# Word2vec Experiments using DCS

For a [Sanskrit parser project](https://github.com/kmadathil/sanskrit_parser) that I am collaborating on, we have been discussing and investigating different language models, and their applicability to parsing Sanskrit. I have been particularly interested in deep learning approaches for language modeling, such as Seq2Seq (+ attention), etc. A building block in many of these deep learning approaches is the embedding of words in a vector space using word2vec or GloVe. This notebook contains some of my experiments with word2vec using the Digital Corpus of Sanskrit to investigate the feasibility of using word2vec on just root words (prAtipadikas/dhAtus) in Sanskrit.

The DCS database is quite small from a deep learning perspective (about 30 MB if we count just the root words), so it was unclear how good the results would be or what to expect. (Spoiler - I was pleasantly surprised by the quality of the results obtained for a first pass).

## Import libraries and configure logging

In [1]:
from __future__ import print_function
import gensim
import logging
import codecs
import zipfile
import os
import itertools
import pprint
from indic_transliteration import sanscript

logging.basicConfig(format='%(asctime)s : %(levelname)s : %(message)s', 
                    level=logging.INFO)

Using Theano backend.


## Prepare the data
For this experiment, let us investigate the feasibility of using just the root words (ignoring the POS tags, which in Sanskrit would be vibhakti/vachana/puruSha/lakAra) for embedding. The DCS data has been preprocessed and saved as a csv file of the form:
id, sentence, roots
based on the annotations in the DCS database. Note that the database refers to half a shloka as a sentence in most cases, so this might not be a full sentence / vAkya.
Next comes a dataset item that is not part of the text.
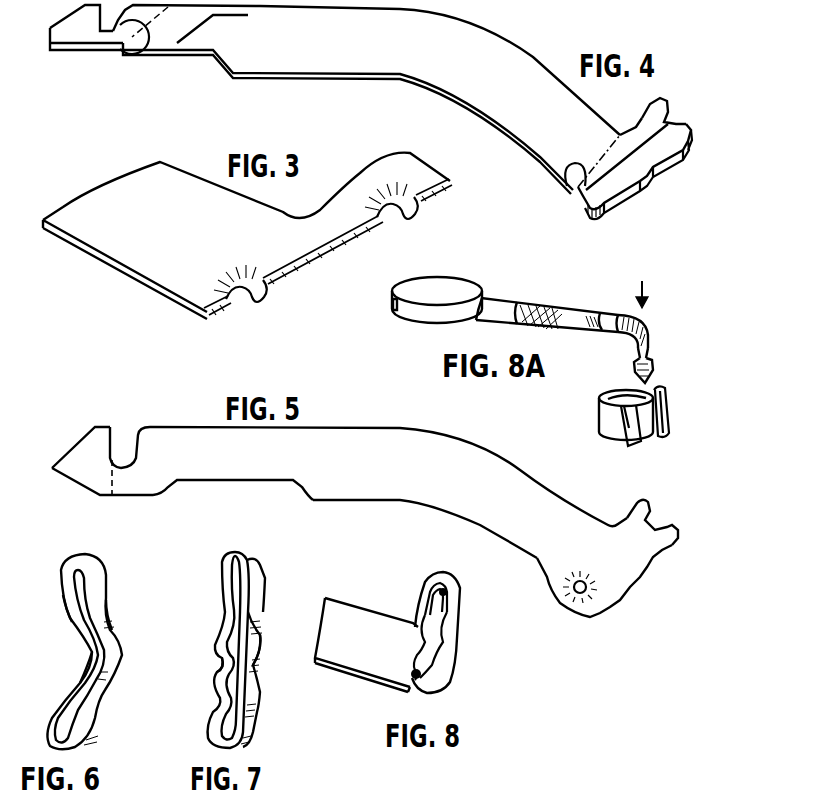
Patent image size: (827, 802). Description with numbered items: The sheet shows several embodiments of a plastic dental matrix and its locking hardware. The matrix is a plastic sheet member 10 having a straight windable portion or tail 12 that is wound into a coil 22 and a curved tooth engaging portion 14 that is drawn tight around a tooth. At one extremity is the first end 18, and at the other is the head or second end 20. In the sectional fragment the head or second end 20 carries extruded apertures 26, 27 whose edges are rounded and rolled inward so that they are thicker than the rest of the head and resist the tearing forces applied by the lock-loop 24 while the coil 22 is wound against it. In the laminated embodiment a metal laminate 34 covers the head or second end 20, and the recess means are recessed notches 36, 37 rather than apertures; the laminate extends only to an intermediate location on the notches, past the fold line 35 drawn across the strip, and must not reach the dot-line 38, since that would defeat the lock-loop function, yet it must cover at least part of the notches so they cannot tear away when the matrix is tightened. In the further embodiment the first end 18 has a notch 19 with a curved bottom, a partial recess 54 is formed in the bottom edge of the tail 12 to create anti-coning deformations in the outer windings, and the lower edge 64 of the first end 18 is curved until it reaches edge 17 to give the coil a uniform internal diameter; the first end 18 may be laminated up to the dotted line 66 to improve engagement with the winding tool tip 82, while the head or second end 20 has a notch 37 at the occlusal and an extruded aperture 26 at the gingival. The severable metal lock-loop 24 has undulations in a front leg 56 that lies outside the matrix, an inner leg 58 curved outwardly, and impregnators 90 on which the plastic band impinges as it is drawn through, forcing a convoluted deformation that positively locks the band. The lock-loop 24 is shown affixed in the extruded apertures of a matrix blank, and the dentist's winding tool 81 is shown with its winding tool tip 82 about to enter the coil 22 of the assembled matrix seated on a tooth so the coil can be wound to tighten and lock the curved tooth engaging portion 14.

The file sent_roots.zip in the git repository has a zipped form of this file, which the next cell will unzip if necessary.

In [2]:
data_file = "sent_roots.csv"
if not os.path.exists(data_file):
    print("Extracting from zip file ...")
    with zipfile.ZipFile(os.path.splitext(data_file)[0] + ".zip", 'r') as myzip:
        myzip.extract(data_file)
    print("Done")
else:
    print(data_file, "already exists")

Extracting from zip file ...
Done


Word2vec only requires an iterator that yields one sentence at a time as a list of words as described in this [tutorial](https://rare-technologies.com/word2vec-tutorial/). Let us adapt the class given as an example there to our data.

In [3]:
class DCSSentences(object):
    def __init__(self, data_file):
        self.data_file = data_file
 
    def __iter__(self):
        with codecs.open(self.data_file, 'rb', "utf8") as f:
            for line in f:
                yield line.split(",")[-1].split()

In [4]:
# Look at first 10 sentence roots
sentences = DCSSentences(data_file)
pprint.pprint(list(itertools.islice(sentences, 10)))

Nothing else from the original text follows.